Адельхайд Клюг проявляет о нас заботу:

— Все здесь для вас ново. Да, да, можете ничего не говорить, знаю это по опыту моих знакомых. Теперь молодежь воспитана совсем по-иному. Все, что для нас тогда было свято и справедливо, теперь считают ошибкой. Но я говорю вам: я, мы все здесь считаем, что те годы были лучшими в нашей жизни. Я работала руководительницей в «Союзе немецких девушек», и если бы вы знали, сколько было тогда радости и удовольствия! А теперь? Молодежи не хватает идеалов.

Мы киваем:

— Нам очень интересно. Несомненно, мы научимся здесь многому полезному для нашей будущей работы.

Мы искренне так думаем, даже если фрау Клюг, как показывает ее нежная улыбка, поняла нас совсем неправильно.

Сладкая жизнь… в тюрьме

На совещании продолжается «обмен опытом».

Речь заходит о возобновлении процесса над бывшим шефом гестапо в Варшаве Людвигом Ханом. Ашенауэр говорит:

— Мне уже известно заключение доктора Шмидта. Это порядочный человек. Он будет настаивать на том, что обвиняемый не может участвовать в процессе.

Один из присутствующих добавляет:

— Я недавно посетил Хана в Фульсбюттеле. Он чувствует себя хорошо. Ему предоставлены все возможные в тюрьме льготы.

Последнее замечание доставляет слушателям явное удовольствие.

Хан в тюрьме с 1973 г. За активное участие в истреблении 230 тысяч человек приговорен к пожизненному заключению. В середине 1978 г. журналист Герхард Менцель опубликовал сенсационные разоблачения «сладкой жизни нацистов в тюрьме». В то время как обычные заключенные за несколько пфеннигов должны целый день напряженно работать, этому гестаповцу платят по высшему тарифу. Всех заключенных могут навещать раз в 14 дней, и свидание продолжается не более двух часов. Хану разрешены не только еженедельные посещения в установленный день, но и после предварительного уведомления тюремной администрации дополнительные визиты родственников в любой день недели. В отличие от других заключенных ему разрешено пользование отдельной ванной, предоставлены льготы в покупке продуктов. Кроме газет он получает журналы неонацистских организаций.

Хану разрешены ежедневные прогулки. Он может свободно отправляться, например, на крестины внуков, празднование своего семидесятилетия, отмечать по своему усмотрению другие праздники.

Но гестаповцу всего этого недостаточно. Менцель пишет: «С недавнего времени при содействии тюремного священника Хана стала опекать… его собственная жена.

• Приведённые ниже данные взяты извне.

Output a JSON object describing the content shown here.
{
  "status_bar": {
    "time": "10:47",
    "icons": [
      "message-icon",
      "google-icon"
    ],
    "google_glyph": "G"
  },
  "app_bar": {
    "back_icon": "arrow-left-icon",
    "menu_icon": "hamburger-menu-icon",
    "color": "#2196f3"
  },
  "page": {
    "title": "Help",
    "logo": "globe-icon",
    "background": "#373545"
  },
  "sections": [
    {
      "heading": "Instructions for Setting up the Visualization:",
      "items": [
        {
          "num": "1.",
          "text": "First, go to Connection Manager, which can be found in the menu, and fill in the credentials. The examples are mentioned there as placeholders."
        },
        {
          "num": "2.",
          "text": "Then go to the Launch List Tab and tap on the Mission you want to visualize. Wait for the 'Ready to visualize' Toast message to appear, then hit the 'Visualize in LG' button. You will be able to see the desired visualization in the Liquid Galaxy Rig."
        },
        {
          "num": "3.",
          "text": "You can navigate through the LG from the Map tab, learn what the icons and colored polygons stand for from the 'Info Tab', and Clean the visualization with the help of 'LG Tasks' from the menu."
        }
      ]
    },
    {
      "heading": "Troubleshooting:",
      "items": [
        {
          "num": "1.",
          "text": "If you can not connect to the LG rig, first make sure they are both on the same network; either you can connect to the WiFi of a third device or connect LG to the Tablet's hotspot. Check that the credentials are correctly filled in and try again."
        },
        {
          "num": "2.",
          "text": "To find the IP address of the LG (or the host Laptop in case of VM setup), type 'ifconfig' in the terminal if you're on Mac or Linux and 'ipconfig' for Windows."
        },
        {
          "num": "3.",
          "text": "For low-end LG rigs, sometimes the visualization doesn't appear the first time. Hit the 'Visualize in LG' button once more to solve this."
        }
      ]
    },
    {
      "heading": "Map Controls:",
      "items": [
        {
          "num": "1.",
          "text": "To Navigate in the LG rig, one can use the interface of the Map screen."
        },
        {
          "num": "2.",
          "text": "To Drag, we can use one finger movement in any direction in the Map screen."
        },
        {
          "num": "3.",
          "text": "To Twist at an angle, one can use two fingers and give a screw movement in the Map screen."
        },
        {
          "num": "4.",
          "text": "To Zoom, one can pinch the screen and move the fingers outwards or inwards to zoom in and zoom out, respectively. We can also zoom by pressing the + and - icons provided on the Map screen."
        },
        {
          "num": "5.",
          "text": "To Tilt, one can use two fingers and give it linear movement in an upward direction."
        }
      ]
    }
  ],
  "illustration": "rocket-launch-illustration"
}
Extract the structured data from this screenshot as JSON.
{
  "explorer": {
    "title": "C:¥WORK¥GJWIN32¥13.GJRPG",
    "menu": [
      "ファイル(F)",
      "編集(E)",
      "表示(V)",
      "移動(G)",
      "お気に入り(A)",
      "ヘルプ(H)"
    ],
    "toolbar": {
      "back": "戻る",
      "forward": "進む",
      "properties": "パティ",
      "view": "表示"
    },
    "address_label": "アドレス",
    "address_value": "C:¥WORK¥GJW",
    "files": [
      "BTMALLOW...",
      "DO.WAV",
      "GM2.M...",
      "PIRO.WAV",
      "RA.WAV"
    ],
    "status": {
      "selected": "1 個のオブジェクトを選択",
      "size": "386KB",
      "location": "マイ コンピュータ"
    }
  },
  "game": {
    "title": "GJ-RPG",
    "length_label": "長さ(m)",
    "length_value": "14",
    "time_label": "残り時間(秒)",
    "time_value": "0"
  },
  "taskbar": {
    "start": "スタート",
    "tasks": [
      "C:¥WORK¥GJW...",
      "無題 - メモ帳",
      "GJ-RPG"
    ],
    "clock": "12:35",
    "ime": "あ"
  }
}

И так как лица, опекающие заключенных, пользуются особым статусом, фрау Хан может посещать тюрьму в любое время дня. Само собой разумеется, что при этом фрау Хан не подлежит обыску — процедуре, обязательной для всех посетителей этого заведения».

Один из надзирателей тюрьмы в Фульсбюттеле, получивший другую должность, с пафосом заявил, что, хотя нацистам и вынесли обвинительный приговор, но, с его точки зрения, стыдно сажать в тюрьму таких людей. «В жизни они всегда шли прямой дорогой…»

Потом мы узнали еще об одном нацисте, гордящемся своим позорным прошлым, — унтерштурмфюрере СС Вильгельме Розенбауме. Ашенауэр и ему предсказал спокойное будущее:

— Я слышал, у него инфаркт. Это необходимо использовать. Если у него действительно найдут инфаркт, можно считать — он на свободе.

Эсэсовец Розенбаум широко известен как один из самых жестоких палачей и садистов. Он приказывал отсекать заключенным руки, беспомощных людей сбрасывал в глубокие ямы, где их засыпали хлорной известью. Каждого заключенного, носящего распространенную среди евреев фамилию Розенбаум, он самолично расстреливал. «Есть на свете только один Розенбаум, — говорил он, — это я».